Этот бродяга символизирует для меня совершенное человечество. Оно так долго носило на себе нагромождения всяких условностей, что, в конце концов, они так слились с ним в одно целое, что совершенно невозможно различить, где кончаются наслоения привычек и где начинается настоящий человек. Наши добрые свойства объявляются простым манерничаньем, а наши пороки — естественными и неотъемлемыми от человеческой сущности. Вкусы прививаются нам насильственно, а чувства предписываются по заранее составленным рецептам. Насилуя себя мы научаемся курить сигары и трубку и пить виски, заниматься классической музыкой и корпеть над руководствами к изучению наук и искусств.
В молодые годы мы восхищаемся Байроном и пьем шампанское, а лет двадцать спустя увлекаемся Шелли и требуем коньяку. В школе нам говорят, что Шекспир — величайший поэт всех времен и народов, а Венера Медицейская — величайшее произведение скульптуры, и мы всю жизнь надрываемся, крича с чужих слов, что нет поэта выше Шекспира и скульптурного произведения — выше Венеры Медицейской. Если мы родились во Франции, то мы любим своих матерей, а если в Англии — любим собак и добродетель. По умершему близкому родственнику мы носим траур целый год, а по менее близкому — лишь три месяца. По прописной морали мы строим свою внешнюю жизнь и каемся в своих прегрешениях, чтобы затем снова грешить.

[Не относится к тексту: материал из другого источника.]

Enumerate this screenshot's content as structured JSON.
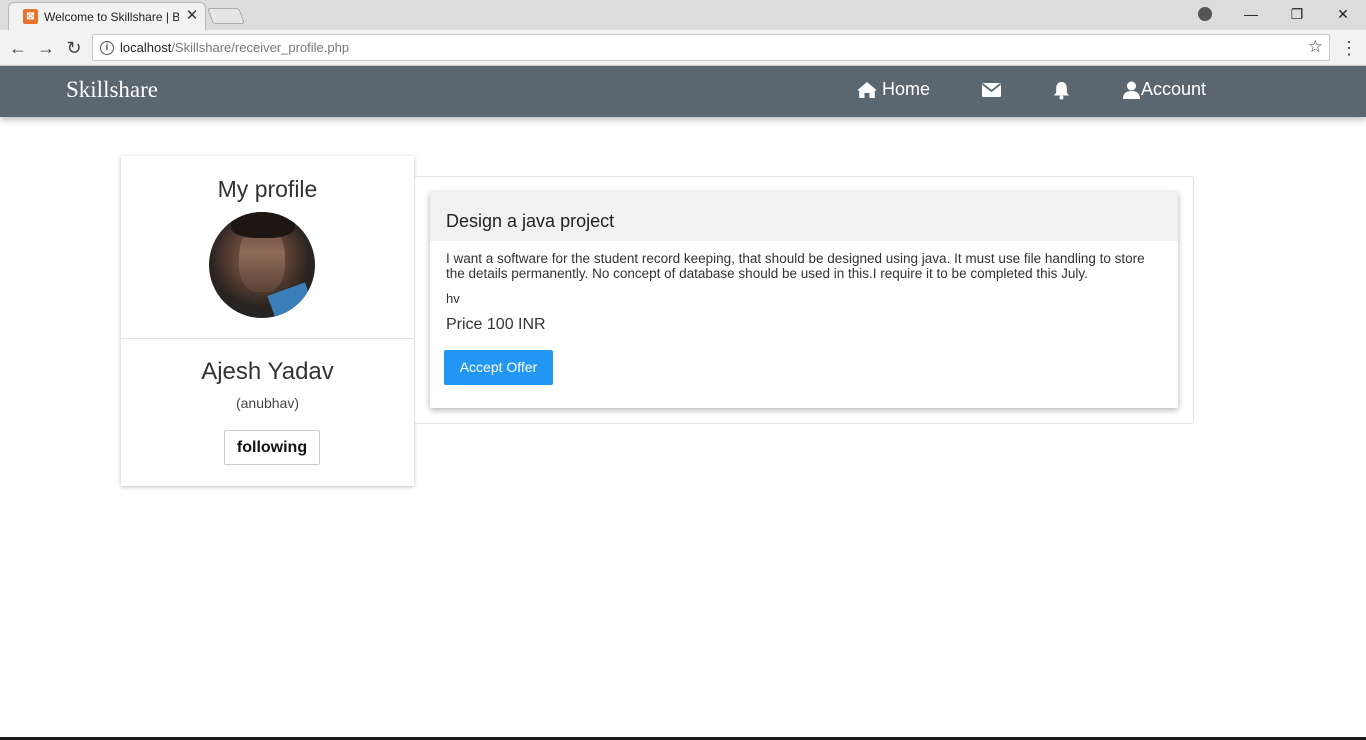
{
  "browser": {
    "tab_title": "Welcome to Skillshare | B",
    "tab_close": "✕",
    "url_host": "localhost",
    "url_path": "/Skillshare/receiver_profile.php"
  },
  "site": {
    "brand": "Skillshare",
    "nav": {
      "home": "Home",
      "account": "Account"
    }
  },
  "profile": {
    "heading": "My profile",
    "name": "Ajesh Yadav",
    "username": "(anubhav)",
    "follow_label": "following"
  },
  "offer": {
    "title": "Design a java project",
    "description": "I want a software for the student record keeping, that should be designed using java. It must use file handling to store the details permanently. No concept of database should be used in this.I require it to be completed this July.",
    "note": "hv",
    "price": "Price 100 INR",
    "accept_label": "Accept Offer"
  },
  "colors": {
    "navbar": "#5a6770",
    "accent": "#2196f3"
  }
}
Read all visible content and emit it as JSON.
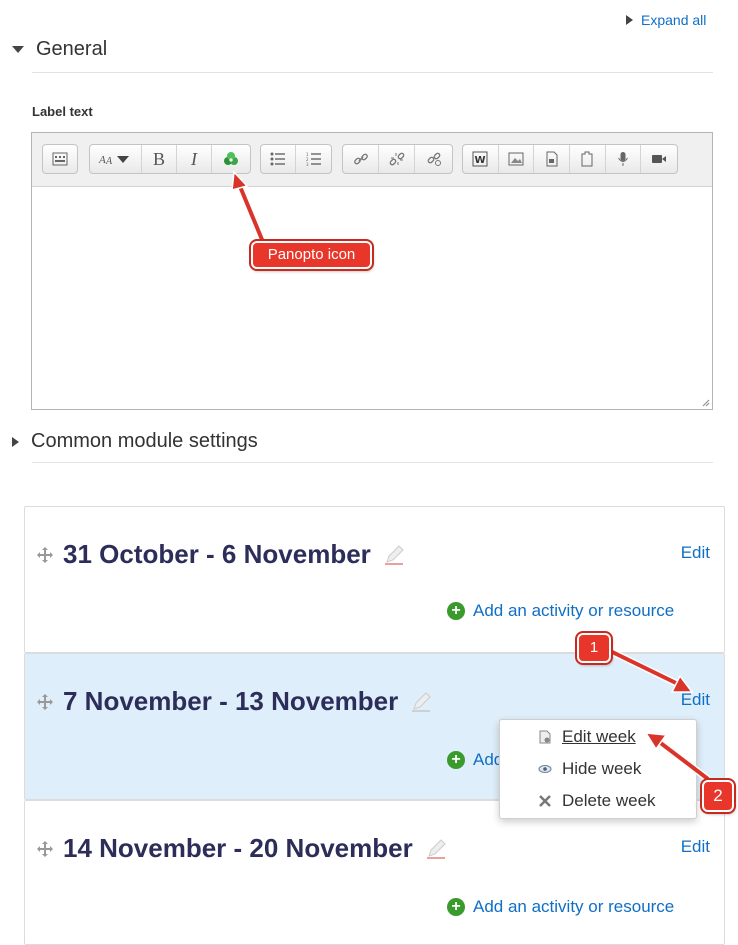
{
  "header": {
    "expand_all": "Expand all"
  },
  "sections": {
    "general": "General",
    "common": "Common module settings"
  },
  "editor": {
    "label": "Label text",
    "toolbar_icons": [
      "show-more-icon",
      "font-style-icon",
      "bold-icon",
      "italic-icon",
      "panopto-icon",
      "unordered-list-icon",
      "ordered-list-icon",
      "link-icon",
      "unlink-icon",
      "emoticon-icon",
      "word-import-icon",
      "image-icon",
      "media-icon",
      "manage-files-icon",
      "record-audio-icon",
      "record-video-icon"
    ],
    "bold": "B",
    "italic": "I"
  },
  "annotations": {
    "panopto": "Panopto icon",
    "step1": "1",
    "step2": "2"
  },
  "weeks": [
    {
      "title": "31 October - 6 November",
      "edit": "Edit",
      "add": "Add an activity or resource"
    },
    {
      "title": "7 November - 13 November",
      "edit": "Edit",
      "add": "Add an activity or resource"
    },
    {
      "title": "14 November - 20 November",
      "edit": "Edit",
      "add": "Add an activity or resource"
    }
  ],
  "week2_add_visible": "Add",
  "menu": {
    "edit_week": "Edit week",
    "hide_week": "Hide week",
    "delete_week": "Delete week"
  },
  "colors": {
    "link": "#0f6fc5",
    "week_title": "#2d2d5a",
    "highlight": "#deeefa",
    "callout": "#e8372a",
    "plus": "#3a9a2e"
  }
}
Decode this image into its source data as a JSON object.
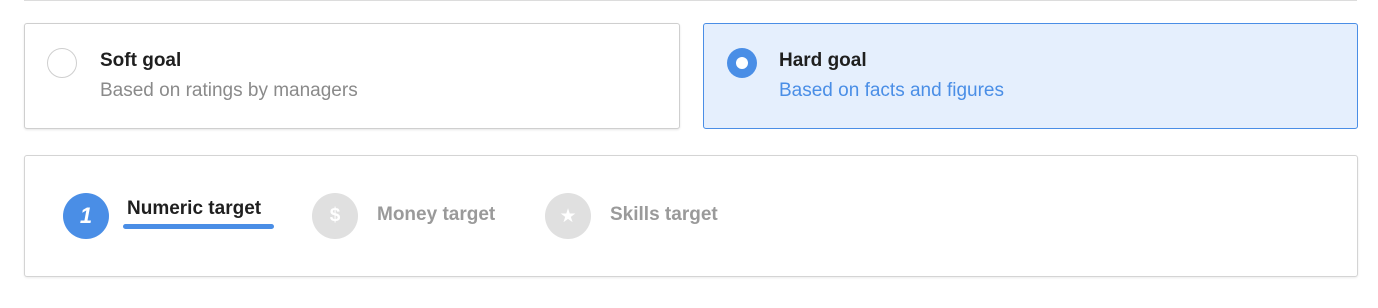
{
  "goal_types": [
    {
      "title": "Soft goal",
      "description": "Based on ratings by managers",
      "selected": false
    },
    {
      "title": "Hard goal",
      "description": "Based on facts and figures",
      "selected": true
    }
  ],
  "targets": {
    "active_step": 1,
    "steps": [
      {
        "badge": "1",
        "label": "Numeric target",
        "icon": "number-one-icon",
        "active": true
      },
      {
        "badge": "$",
        "label": "Money target",
        "icon": "dollar-icon",
        "active": false
      },
      {
        "badge": "★",
        "label": "Skills target",
        "icon": "star-icon",
        "active": false
      }
    ]
  },
  "colors": {
    "accent": "#4a8ee6",
    "selected_card_bg": "#e5effd",
    "muted_text": "#8a8a8a",
    "inactive_badge": "#e0e0e0"
  }
}
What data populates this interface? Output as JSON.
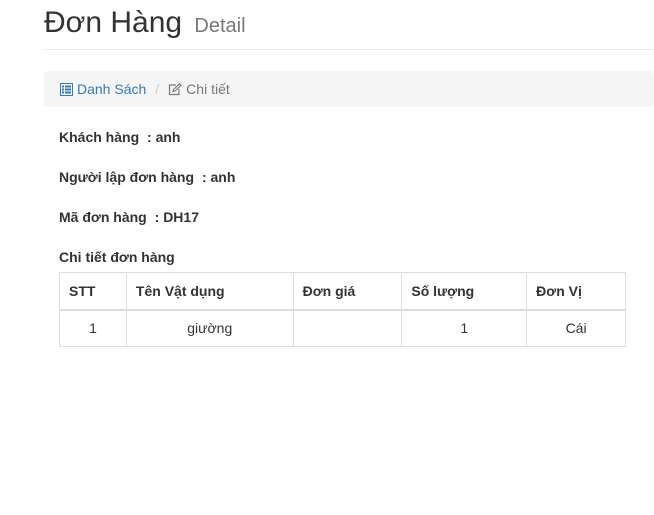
{
  "header": {
    "title": "Đơn Hàng",
    "subtitle": "Detail"
  },
  "breadcrumb": {
    "list_label": "Danh Sách",
    "list_icon": "list-icon",
    "detail_label": "Chi tiết",
    "detail_icon": "edit-icon",
    "separator": "/"
  },
  "info": {
    "customer_label": "Khách hàng",
    "customer_value": "anh",
    "creator_label": "Người lập đơn hàng",
    "creator_value": "anh",
    "order_code_label": "Mã đơn hàng",
    "order_code_value": "DH17",
    "separator": ":"
  },
  "details": {
    "heading": "Chi tiết đơn hàng",
    "columns": [
      "STT",
      "Tên Vật dụng",
      "Đơn giá",
      "Số lượng",
      "Đơn Vị"
    ],
    "rows": [
      {
        "stt": "1",
        "name": "giường",
        "price": "",
        "quantity": "1",
        "unit": "Cái"
      }
    ]
  },
  "colors": {
    "link": "#337ab7",
    "breadcrumb_bg": "#f5f5f5",
    "border": "#dddddd"
  }
}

В сущности мы не что иное, как костюмированные для известных ролей марионетки. Говорим мы не своим голосом, а голосом того, кто нами управляет, т. е. голосом условности. Все наши чувства, мысли, страсти, радости и страдания вызываются лишь нажимом на имеющиеся в нас пружины.
Человека можно сравнить и с тем огромным свертком, тяжесть которого ближе всего чувствуют наши кормилицы. Этот сверток составлен из нескольких одеял, простынь, вороха батиста и кружев, и можно подумать, что в нем находится нечто крупное, а на самом деле в глубине этого свертка копошится крохотное, сморщенное существо, которое, кроме крика полной беспомощности, ничем не может проявить себя.
— Что же касается собственно нашей пишущей братии, — продолжал оратор после небольшого перерыва, во время которого он закуривал новую трубку, то мы сидим за нашими письменными столами, думаем-думаем, пишем-пишем, но из наших дум и из-под нашего пера выходит все одно и то же, с переменою лишь имен да названий мест действия. В незапамятные времена все это люди рассказывали друг другу, а мы это пишем, — вот и вся разница. И вся суть этих рассказов следующая: «Жил-был мужчина, который любил женщину» или наоборот, и больше нет ничего. Критики вопят, что это не ново и требуют другого, «свежего», «оригинального», воображая, что в нашем старом мире может быть что-нибудь новое…
Здесь мои записки обрываются. Повесть, которую мы собирались написать вчетвером, так и не была написана.
Это напоминает мне прелестный детский рассказ, читанный мною много лет тому назад. Один маленький мальчик ухитрился взобраться на радугу. Там, за большою темною тучей, он увидел чудесный город с золотыми домами, с улицами, вымощенными серебряными плитами, со сказочно прекрасными дворцами и величественными храмами, где стоило только один раз преклонить колени, чтобы быть очищенными от всяких грехов. Город был залит тем многоцветным сиянием, которым отличается сама радуга. Люди в нем были краше ангелов и, вообще, все в этом городе было воплощением чистейших грез юного поэта. Город этот назывался «городом невыполненных человеческих намерений».